ECFCs are commercially available and phenotypically identified by the positive markers CD34, CD31, VEGFR2, eNOS, CD105, and vWF. They also must test negative for CD133, CD45, CD117, and CD141. ECFCs are named for their ability to form colonies of cells which progress rapidly to capillary-like networks in vitro when cultured in biopolymer matrix, and in vivo.
A hierarchy has been demonstrated to exist within ECFC populations with regard to proliferative potential. Certain cells within the heterogeneous group of colony forming cells are demonstrated to reach significantly higher population doublings, and retain high levels of telomerase activity. These have been termed high proliferative potential endothelial colony forming cells, or HPP-ECFCs. In contrast, other cells that fit the phenotypic profile for an ECFC but do not maintain the same level of activity are LPP-ECFCs.
Vascular endothelial stem cells have been defined as rare endothelial colony forming cells with extremely high proliferative potential. They have been identified by marker analysis as lin- (lineage negative) CD31+, CD105+, Sca-1+, CD117(ckit)+ and thought have the ability to generate functional vasculature from single cells.

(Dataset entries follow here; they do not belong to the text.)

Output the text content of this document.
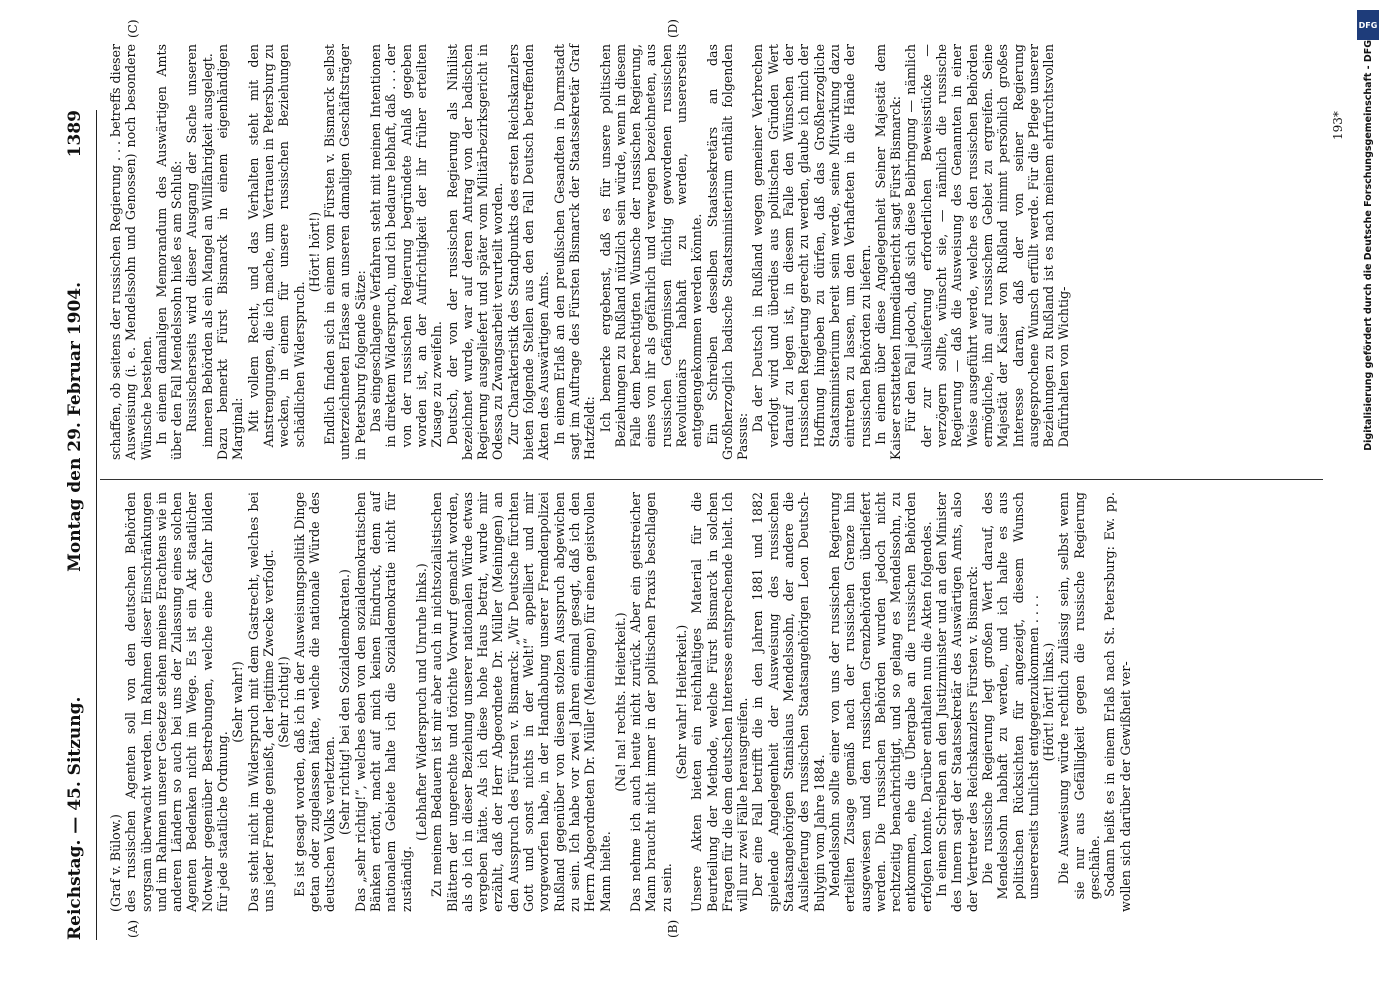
Reichstag. — 45. Sitzung.
Montag den 29. Februar 1904.
1389
(A)	(B)
(C)	(D)

(Graf v. Bülow.) des russischen Agenten soll von den deutschen Behörden sorgsam überwacht werden. Im Rahmen dieser Einschränkungen und im Rahmen unserer Gesetze stehen meines Erachtens wie in anderen Ländern so auch bei uns der Zulassung eines solchen Agenten Bedenken nicht im Wege. Es ist ein Akt staatlicher Notwehr gegenüber Bestrebungen, welche eine Gefahr bilden für jede staatliche Ordnung.

(Sehr wahr!) Das steht nicht im Widerspruch mit dem Gastrecht, welches bei uns jeder Fremde genießt, der legitime Zwecke verfolgt. (Sehr richtig!) Es ist gesagt worden, daß ich in der Ausweisungspolitik Dinge getan oder zugelassen hätte, welche die nationale Würde des deutschen Volks verletzten. (Sehr richtig! bei den Sozialdemokraten.) Das „sehr richtig!“, welches eben von den sozialdemokratischen Bänken ertönt, macht auf mich keinen Eindruck, denn auf nationalem Gebiete halte ich die Sozialdemokratie nicht für zuständig.

(Lebhafter Widerspruch und Unruhe links.) Zu meinem Bedauern ist mir aber auch in nichtsozialistischen Blättern der ungerechte und törichte Vorwurf gemacht worden, als ob ich in dieser Beziehung unserer nationalen Würde etwas vergeben hätte. Als ich diese hohe Haus betrat, wurde mir erzählt, daß der Herr Abgeordnete Dr. Müller (Meiningen) an den Ausspruch des Fürsten v. Bismarck: „Wir Deutsche fürchten Gott und sonst nichts in der Welt!“ appelliert und mir vorgeworfen habe, in der Handhabung unserer Fremdenpolizei Rußland gegenüber von diesem stolzen Ausspruch abgewichen zu sein. Ich habe vor zwei Jahren einmal gesagt, daß ich den Herrn Abgeordneten Dr. Müller (Meiningen) für einen geistvollen Mann hielte.

(Na! na! rechts. Heiterkeit.) Das nehme ich auch heute nicht zurück. Aber ein geistreicher Mann braucht nicht immer in der politischen Praxis beschlagen zu sein.

(Sehr wahr! Heiterkeit.) Unsere Akten bieten ein reichhaltiges Material für die Beurteilung der Methode, welche Fürst Bismarck in solchen Fragen für die dem deutschen Interesse entsprechende hielt. Ich will nur zwei Fälle herausgreifen. Der eine Fall betrifft die in den Jahren 1881 und 1882 spielende Angelegenheit der Ausweisung des russischen Staatsangehörigen Stanislaus Mendelssohn, der andere die Auslieferung des russischen Staatsangehörigen Leon Deutsch-Bulygin vom Jahre 1884. Mendelssohn sollte einer von uns der russischen Regierung erteilten Zusage gemäß nach der russischen Grenze hin ausgewiesen und den russischen Grenzbehörden überliefert werden. Die russischen Behörden wurden jedoch nicht rechtzeitig benachrichtigt, und so gelang es Mendelssohn, zu entkommen, ehe die Übergabe an die russischen Behörden erfolgen konnte. Darüber enthalten nun die Akten folgendes. In einem Schreiben an den Justizminister und an den Minister des Innern sagt der Staatssekretär des Auswärtigen Amts, also der Vertreter des Reichskanzlers Fürsten v. Bismarck: Die russische Regierung legt großen Wert darauf, des Mendelssohn habhaft zu werden, und ich halte es aus politischen Rücksichten für angezeigt, diesem Wunsch unsererseits tunlichst entgegenzukommen . . . . (Hört! hört! links.) Die Ausweisung würde rechtlich zulässig sein, selbst wenn sie nur aus Gefälligkeit gegen die russische Regierung geschähe. Sodann heißt es in einem Erlaß nach St. Petersburg: Ew. pp. wollen sich darüber der Gewißheit ver-

schaffen, ob seitens der russischen Regierung . . . betreffs dieser Ausweisung (i. e. Mendelssohn und Genossen) noch besondere Wünsche bestehen. In einem damaligen Memorandum des Auswärtigen Amts über den Fall Mendelssohn hieß es am Schluß: Russischerseits wird dieser Ausgang der Sache unseren inneren Behörden als ein Mangel an Willfährigkeit ausgelegt. Dazu bemerkt Fürst Bismarck in einem eigenhändigen Marginal: Mit vollem Recht, und das Verhalten steht mit den Anstrengungen, die ich mache, um Vertrauen in Petersburg zu wecken, in einem für unsere russischen Beziehungen schädlichen Widerspruch.

(Hört! hört!) Endlich finden sich in einem vom Fürsten v. Bismarck selbst unterzeichneten Erlasse an unseren damaligen Geschäftsträger in Petersburg folgende Sätze: Das eingeschlagene Verfahren steht mit meinen Intentionen in direktem Widerspruch, und ich bedaure lebhaft, daß . . . der von der russischen Regierung begründete Anlaß gegeben worden ist, an der Aufrichtigkeit der ihr früher erteilten Zusage zu zweifeln. Deutsch, der von der russischen Regierung als Nihilist bezeichnet wurde, war auf deren Antrag von der badischen Regierung ausgeliefert und später vom Militärbezirksgericht in Odessa zu Zwangsarbeit verurteilt worden. Zur Charakteristik des Standpunkts des ersten Reichskanzlers bieten folgende Stellen aus den den Fall Deutsch betreffenden Akten des Auswärtigen Amts. In einem Erlaß an den preußischen Gesandten in Darmstadt sagt im Auftrage des Fürsten Bismarck der Staatssekretär Graf Hatzfeldt: Ich bemerke ergebenst, daß es für unsere politischen Beziehungen zu Rußland nützlich sein würde, wenn in diesem Falle dem berechtigten Wunsche der russischen Regierung, eines von ihr als gefährlich und verwegen bezeichneten, aus russischen Gefängnissen flüchtig gewordenen russischen Revolutionärs habhaft zu werden, unsererseits entgegengekommen werden könnte. Ein Schreiben desselben Staatssekretärs an das Großherzoglich badische Staatsministerium enthält folgenden Passus:

Da der Deutsch in Rußland wegen gemeiner Verbrechen verfolgt wird und überdies aus politischen Gründen Wert darauf zu legen ist, in diesem Falle den Wünschen der russischen Regierung gerecht zu werden, glaube ich mich der Hoffnung hingeben zu dürfen, daß das Großherzogliche Staatsministerium bereit sein werde, seine Mitwirkung dazu eintreten zu lassen, um den Verhafteten in die Hände der russischen Behörden zu liefern. In einem über diese Angelegenheit Seiner Majestät dem Kaiser erstatteten Immediatbericht sagt Fürst Bismarck: Für den Fall jedoch, daß sich diese Beibringung — nämlich der zur Auslieferung erforderlichen Beweisstücke — verzögern sollte, wünscht sie, — nämlich die russische Regierung — daß die Ausweisung des Genannten in einer Weise ausgeführt werde, welche es den russischen Behörden ermögliche, ihn auf russischem Gebiet zu ergreifen. Seine Majestät der Kaiser von Rußland nimmt persönlich großes Interesse daran, daß der von seiner Regierung ausgesprochene Wunsch erfüllt werde. Für die Pflege unserer Beziehungen zu Rußland ist es nach meinem ehrfurchtsvollen Dafürhalten von Wichtig-

193*	Digitalisierung gefördert durch die Deutsche Forschungsgemeinschaft - DFG
DFG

ECFCs have been shown to decline in number and clonal ability with age or peripheral arterial disease, though are increased with acute myocardial infarction. A low number of ECFCs has been identified as a risk factor for infant diseases such as bronchopulmonary dysplasia. ECFCs can become dysfunctional in gestational diabetes (rescued by Vitamin D administration), smoking (driven by DNA damage), and premature birth (driven by decreased expression of histone deacetylase SIRT1). ECFCs are thus thought to have a large potential in therapies for vasculopathies of various etiologies.